Why do you bob your hair girls,
It's not the thing to do.
Just wear it, always wear it,
And to the Lord be true.
And when before the Judgement
You meet your Lord up there,
He'll say, « Well done, for one thing,
You never bobbed your hair. »
Une chanson rétrograde, contre l’émancipation des femmes.
Depuis l’Antiquité, la chevelure des femmes revêt un pouvoir symbolique très fort et semble être un puissant objet de fantasme pour les hommes. On pensera à la figure de la sirène dont les cheveux sont à la fois hameçons et filets, à l’allégorie de la Renaissance personnifiée par une femme aux cheveux longs, ou encore à la longue chevelure de la princesse Raiponse qu’une méchante sorcière a faite prisonnière dans une tour (conte allemand recueilli par les frères Grimm) 14.
Évidemment il s’agit là d’une représentation de l’homme de Cro-magnon qui reflète les fantasmes et la condescendance de l’homme moderne et non pas les moeurs de nos lointains ancêtres !

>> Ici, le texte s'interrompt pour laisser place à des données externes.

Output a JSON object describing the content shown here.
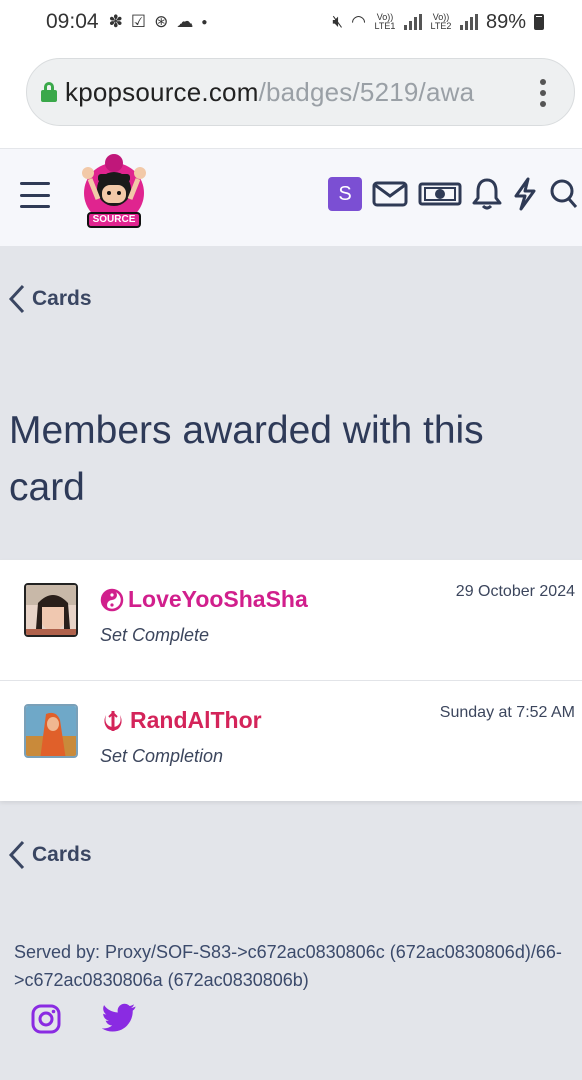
{
  "status_bar": {
    "time": "09:04",
    "left_icons": [
      "pinwheel-icon",
      "checkbox-icon",
      "sync-icon",
      "cloud-icon",
      "dot-icon"
    ],
    "volte1": "Vo)) LTE1",
    "volte2": "Vo)) LTE2",
    "battery": "89%"
  },
  "browser": {
    "url_host": "kpopsource.com",
    "url_path": "/badges/5219/awa"
  },
  "header": {
    "user_initial": "S",
    "icons": [
      "hamburger-icon",
      "mail-icon",
      "money-icon",
      "bell-icon",
      "lightning-icon",
      "search-icon"
    ],
    "logo_text": "SOURCE"
  },
  "breadcrumb_top": "Cards",
  "page_title": "Members awarded with this card",
  "awards": [
    {
      "username": "LoveYooShaSha",
      "title": "Set Complete",
      "date": "29 October 2024",
      "color": "#d11f8c"
    },
    {
      "username": "RandAlThor",
      "title": "Set Completion",
      "date": "Sunday at 7:52 AM",
      "color": "#d4245a"
    }
  ],
  "breadcrumb_bottom": "Cards",
  "footer": {
    "served_by": "Served by: Proxy/SOF-S83->c672ac0830806c (672ac0830806d)/66->c672ac0830806a (672ac0830806b)",
    "social": [
      "instagram-icon",
      "twitter-icon"
    ],
    "social_color": "#8a2be2"
  },
  "colors": {
    "background": "#e3e5ea",
    "accent": "#7b4fd3",
    "text": "#2e3a58"
  }
}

Louise Brooks ( 1906-1985) Actrice américaine emblématique du mouvement des flappers
Il semblerait également que le contrôle de la chevelure des femmes par les hommes soit un puissant vecteur de l’ordre social et de la domination masculine. De l’image stéréotypée du cro-magnon brutal tirant sa femme par les cheveux, à l’humiliation des femmes tondues à la Libération, en passant par la femme adultère du Moyen Age dont on coupe les tresses, les hommes s’en sont pris aux cheveux des femmes pour asseoir leur pouvoir, les punir et les humilier.15
A l’évidence, l’émancipation des femmes passe aussi par la reprise du contrôle de leurs cheveux. Ils sont en effet un très fort marqueur identitaire et lorsque les flappers des années 1920 ont commencé à raccourcir leur jupes et à arborer des coupes courtes, il s’agissait, pour certaines, d’un acte politique très fort. La chanson «Why Do You Bob Your Hair, Girls» fait d’ailleurs référence aux flappers (équivalant des garçonnes françaises), ces jeunes femmes modernes et émancipées, issues des milieux bourgeois et urbains, aux moeurs légères, qui s’enivrent et fument en écoutant du jazz.

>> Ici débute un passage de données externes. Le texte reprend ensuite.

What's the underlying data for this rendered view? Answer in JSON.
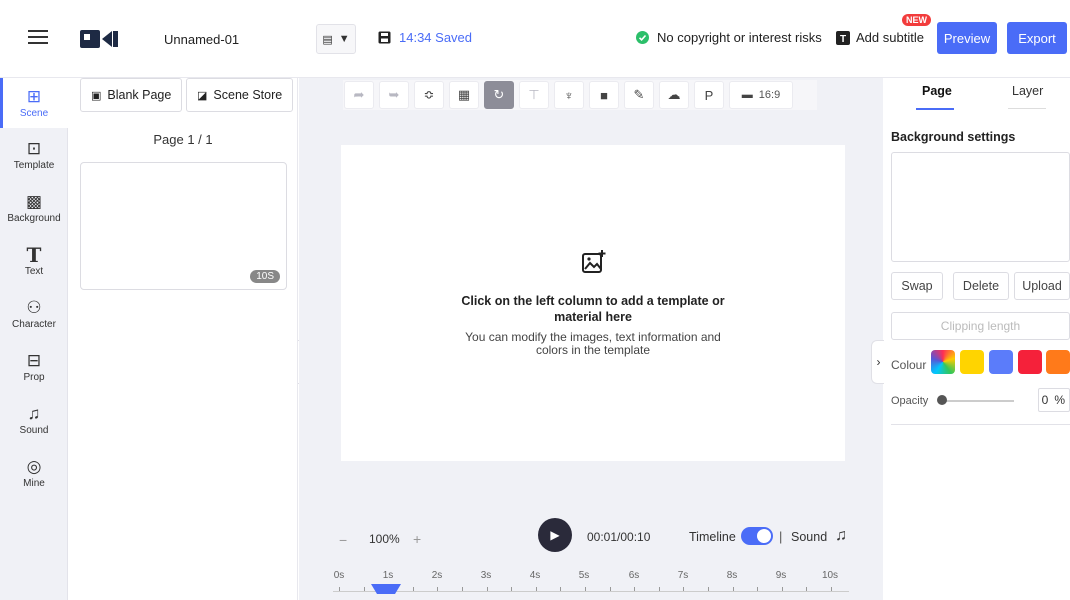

De nombreuses historiennes et historiens ont montré les limites du mouvement flappers,
notamment en ce qu’il ne concerne que des jeunes femmes issues de milieux aisés ; leurs revendications sont restées assez superficielles et n’ont pas profondément remis en cause la condition des femmes. Il s’agit néanmoins, dans une société très patriarcale, d’un soubresaut féministe notable.
Blind Alfred Reed: un protest singer réactionnaire
Blind Alfred Reed, l’auteur de la chanson «Why Do You Bob Your Hair, Girls» à travers son refus de voir les jeunes filles se couper les cheveux au carré, condamne ce mouvement et le relaye à un simple caprice. L’injonction « Donc avant de couper vos cheveux au carré, les filles, Arrêtez-vous un moment et réfléchissez-y» montre bien que l’auteur considère qu’il s’agit là d’un acte non raisonné, fait sur un coup de tête. Il le dépouille ainsi de sa valeur politique et contestataire.

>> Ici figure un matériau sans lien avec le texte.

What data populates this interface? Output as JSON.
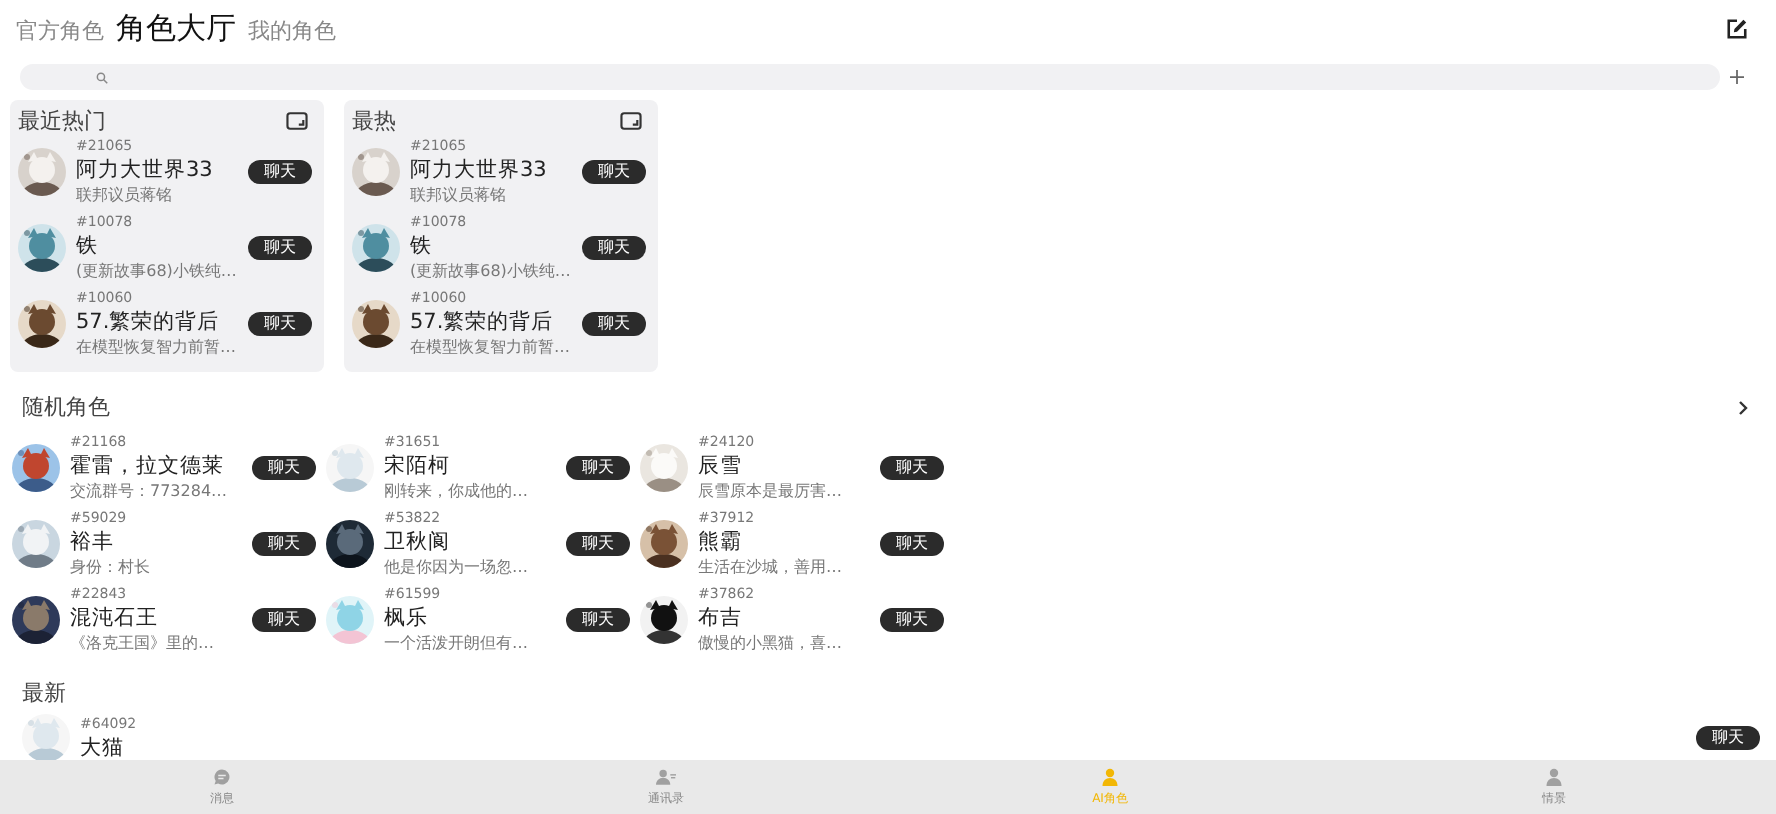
{
  "header": {
    "tabs": [
      {
        "label": "官方角色",
        "selected": false
      },
      {
        "label": "角色大厅",
        "selected": true
      },
      {
        "label": "我的角色",
        "selected": false
      }
    ]
  },
  "hot_lists": [
    {
      "title": "最近热门",
      "items": [
        {
          "id": "#21065",
          "name": "阿力大世界33",
          "desc": "联邦议员蒋铭",
          "button": "聊天"
        },
        {
          "id": "#10078",
          "name": "铁",
          "desc": "(更新故事68)小铁纯…",
          "button": "聊天"
        },
        {
          "id": "#10060",
          "name": "57.繁荣的背后",
          "desc": "在模型恢复智力前暂…",
          "button": "聊天"
        }
      ]
    },
    {
      "title": "最热",
      "items": [
        {
          "id": "#21065",
          "name": "阿力大世界33",
          "desc": "联邦议员蒋铭",
          "button": "聊天"
        },
        {
          "id": "#10078",
          "name": "铁",
          "desc": "(更新故事68)小铁纯…",
          "button": "聊天"
        },
        {
          "id": "#10060",
          "name": "57.繁荣的背后",
          "desc": "在模型恢复智力前暂…",
          "button": "聊天"
        }
      ]
    }
  ],
  "random": {
    "title": "随机角色",
    "items": [
      {
        "id": "#21168",
        "name": "霍雷，拉文德莱",
        "desc": "交流群号：773284…",
        "button": "聊天"
      },
      {
        "id": "#31651",
        "name": "宋陌柯",
        "desc": "刚转来，你成他的…",
        "button": "聊天"
      },
      {
        "id": "#24120",
        "name": "辰雪",
        "desc": "辰雪原本是最厉害…",
        "button": "聊天"
      },
      {
        "id": "#59029",
        "name": "裕丰",
        "desc": "身份：村长",
        "button": "聊天"
      },
      {
        "id": "#53822",
        "name": "卫秋阆",
        "desc": "他是你因为一场忽…",
        "button": "聊天"
      },
      {
        "id": "#37912",
        "name": "熊霸",
        "desc": "生活在沙城，善用…",
        "button": "聊天"
      },
      {
        "id": "#22843",
        "name": "混沌石王",
        "desc": "《洛克王国》里的…",
        "button": "聊天"
      },
      {
        "id": "#61599",
        "name": "枫乐",
        "desc": "一个活泼开朗但有…",
        "button": "聊天"
      },
      {
        "id": "#37862",
        "name": "布吉",
        "desc": "傲慢的小黑猫，喜…",
        "button": "聊天"
      }
    ]
  },
  "latest": {
    "title": "最新",
    "items": [
      {
        "id": "#64092",
        "name": "大猫",
        "button": "聊天"
      }
    ]
  },
  "nav": [
    {
      "label": "消息",
      "kind": "chat",
      "selected": false
    },
    {
      "label": "通讯录",
      "kind": "contacts",
      "selected": false
    },
    {
      "label": "AI角色",
      "kind": "person",
      "selected": true
    },
    {
      "label": "情景",
      "kind": "person",
      "selected": false
    }
  ]
}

Les femmes sont présentées comme des êtres superficiels, elles se coupent les cheveux «Pour (se) donner un style, Pour être à la mode». On retrouve encore une fois la dualité entre l’homme, être raisonné et la femme, être passionné.
«Vous annihilez vos charmes»
Cette chanson reflète l’esprit extrêmement genré et inégalitaire de la société américaine des années 1920/30. Son caractère misogyne culmine à la fin du deuxième couplet avec cette allégation de possession: «Vos cheveux appartiennent aux hommes.»
L'auteur utilise de façon récurrente l'autorité de Dieu et de la religion pour asseoir ses arguments. Ce faisant, il relit les femmes à l'état de nature, et fait d'une norme sociale une injonction divine. Il s'agit d'une opposition très courante : l'homme serait un être de culture, la femme un être de nature.
Notons également l’interprétation biblique très audacieuse de l’auteur à la fin du dernier couplet:
«Et lorsqu'avant le jugement
Vous rencontrer le seigneur là-haut,
Il vous dira « bienvenue, promeneur lointain,
Car vous n’avez jamais coupé vos cheveux au carré16»
... Pour sûr, Dieu n’aimait pas les flappers !
On pourrait évidemment objecter que cette chanson est plutôt humoristique, qu’il ne faut pas la prendre au premier degré. Il faut tout de même garder en tête le fait que l’humour et la caricature sont des outils souvent utilisés pour véhiculer des idées sexistes et phallocrates, permettant de les minimiser (à titre d'exemple, il suffit de regarder les campagnes de publicité sexistes de Monoprix pour s’en convaincre).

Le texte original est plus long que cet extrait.